Autant les combats entre les hommes sont réalistes, violents et remarquablement réalisés,  avec des corps à corps impressionnants, autant les duos entre Juliette et Roméo sont artificiels, et sans vraie douceur ni tendresse.  Ce parti-pris est assez étonnant! Angelin Preljocaj transforme en effet cette célèbre histoire en une sorte de jeu vidéo électronique, où, dans un monde, selon lui «policé, les libertés individuelles sont proscrites»
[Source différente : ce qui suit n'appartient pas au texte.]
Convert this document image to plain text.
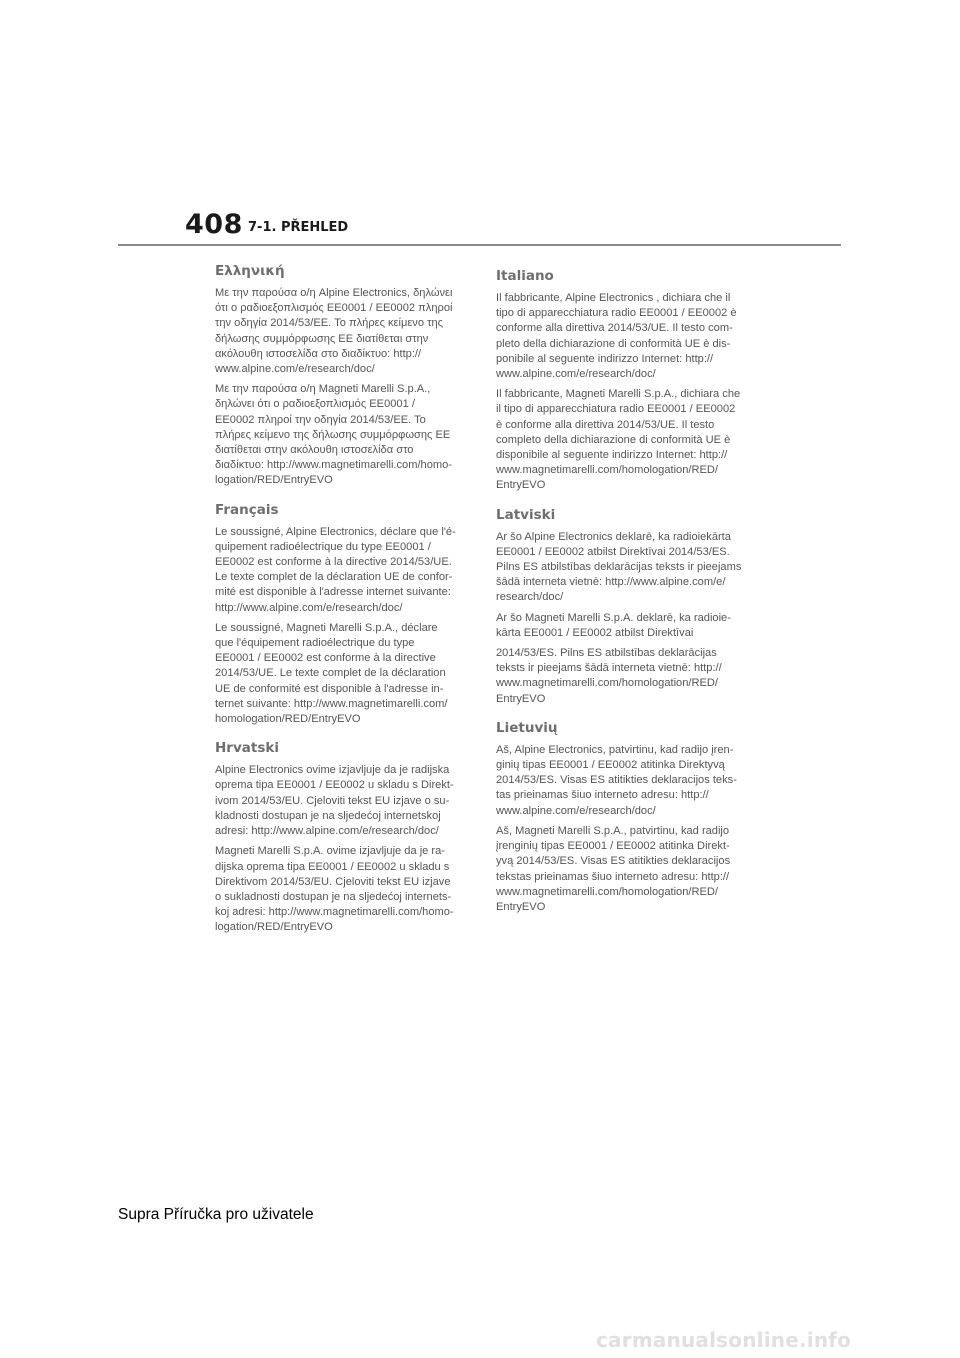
408 7-1. PŘEHLED
Ελληνική

Με την παρούσα ο/η Alpine Electronics, δηλώνει
ότι ο ραδιοεξοπλισμός EE0001 / EE0002 πληροί
την οδηγία 2014/53/ΕΕ. Το πλήρες κείμενο της
δήλωσης συμμόρφωσης ΕΕ διατίθεται στην
ακόλουθη ιστοσελίδα στο διαδίκτυο: http://
www.alpine.com/e/research/doc/

Με την παρούσα ο/η Magneti Marelli S.p.A.,
δηλώνει ότι ο ραδιοεξοπλισμός EE0001 /
EE0002 πληροί την οδηγία 2014/53/ΕΕ. Το
πλήρες κείμενο της δήλωσης συμμόρφωσης ΕΕ
διατίθεται στην ακόλουθη ιστοσελίδα στο
διαδίκτυο: http://www.magnetimarelli.com/homo-
logation/RED/EntryEVO

Français

Le soussigné, Alpine Electronics, déclare que l'é-
quipement radioélectrique du type EE0001 /
EE0002 est conforme à la directive 2014/53/UE.
Le texte complet de la déclaration UE de confor-
mité est disponible à l'adresse internet suivante:
http://www.alpine.com/e/research/doc/

Le soussigné, Magneti Marelli S.p.A., déclare
que l'équipement radioélectrique du type
EE0001 / EE0002 est conforme à la directive
2014/53/UE. Le texte complet de la déclaration
UE de conformité est disponible à l'adresse in-
ternet suivante: http://www.magnetimarelli.com/
homologation/RED/EntryEVO

Hrvatski

Alpine Electronics ovime izjavljuje da je radijska
oprema tipa EE0001 / EE0002 u skladu s Direkt-
ivom 2014/53/EU. Cjeloviti tekst EU izjave o su-
kladnosti dostupan je na sljedećoj internetskoj
adresi: http://www.alpine.com/e/research/doc/

Magneti Marelli S.p.A. ovime izjavljuje da je ra-
dijska oprema tipa EE0001 / EE0002 u skladu s
Direktivom 2014/53/EU. Cjeloviti tekst EU izjave
o sukladnosti dostupan je na sljedećoj internets-
koj adresi: http://www.magnetimarelli.com/homo-
logation/RED/EntryEVO

Italiano

Il fabbricante, Alpine Electronics , dichiara che il
tipo di apparecchiatura radio EE0001 / EE0002 è
conforme alla direttiva 2014/53/UE. Il testo com-
pleto della dichiarazione di conformità UE è dis-
ponibile al seguente indirizzo Internet: http://
www.alpine.com/e/research/doc/

Il fabbricante, Magneti Marelli S.p.A., dichiara che
il tipo di apparecchiatura radio EE0001 / EE0002
è conforme alla direttiva 2014/53/UE. Il testo
completo della dichiarazione di conformità UE è
disponibile al seguente indirizzo Internet: http://
www.magnetimarelli.com/homologation/RED/
EntryEVO

Latviski

Ar šo Alpine Electronics deklarē, ka radioiekārta
EE0001 / EE0002 atbilst Direktīvai 2014/53/ES.
Pilns ES atbilstības deklarācijas teksts ir pieejams
šādā interneta vietnē: http://www.alpine.com/e/
research/doc/

Ar šo Magneti Marelli S.p.A. deklarē, ka radioie-
kārta EE0001 / EE0002 atbilst Direktīvai

2014/53/ES. Pilns ES atbilstības deklarācijas
teksts ir pieejams šādā interneta vietnē: http://
www.magnetimarelli.com/homologation/RED/
EntryEVO

Lietuvių

Aš, Alpine Electronics, patvirtinu, kad radijo įren-
ginių tipas EE0001 / EE0002 atitinka Direktyvą
2014/53/ES. Visas ES atitikties deklaracijos teks-
tas prieinamas šiuo interneto adresu: http://
www.alpine.com/e/research/doc/

Aš, Magneti Marelli S.p.A., patvirtinu, kad radijo
įrenginių tipas EE0001 / EE0002 atitinka Direkt-
yvą 2014/53/ES. Visas ES atitikties deklaracijos
tekstas prieinamas šiuo interneto adresu: http://
www.magnetimarelli.com/homologation/RED/
EntryEVO

Supra Příručka pro uživatele
carmanualsonline.info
La pièce dure une heure et demi! Et interprétée dans un univers sombre par d’excellents danseurs mais qui, la plupart du temps, dansent dans la pénombre… La très belle scène finale entre les deux amoureux témoigne du savoir-faire du chorégraphe: les gestes sont justes et émouvants, mais l’ensemble de la chorégraphie ne soulève pas notre enthousiasme !
Angelin Preljocaj créée ici monde sans espoir, à l’image de la dernière tirade du Prince à la fin de la tragédie de Shakespeare : «Sombre est la paix qu’apporte ce matin, le soleil endeuillé ne montre pas son front. On reparlera de ces choses si tristes: partons! Certains seront punis, d’autres seront pardonnés. Car jamais, il n’y eut pire cortège de malheurs que dans l’histoire de Juliette et de Roméo. »

Jean Couturier

Théâtre National de la Danse de Chaillot, jusqu’au 24 décembre.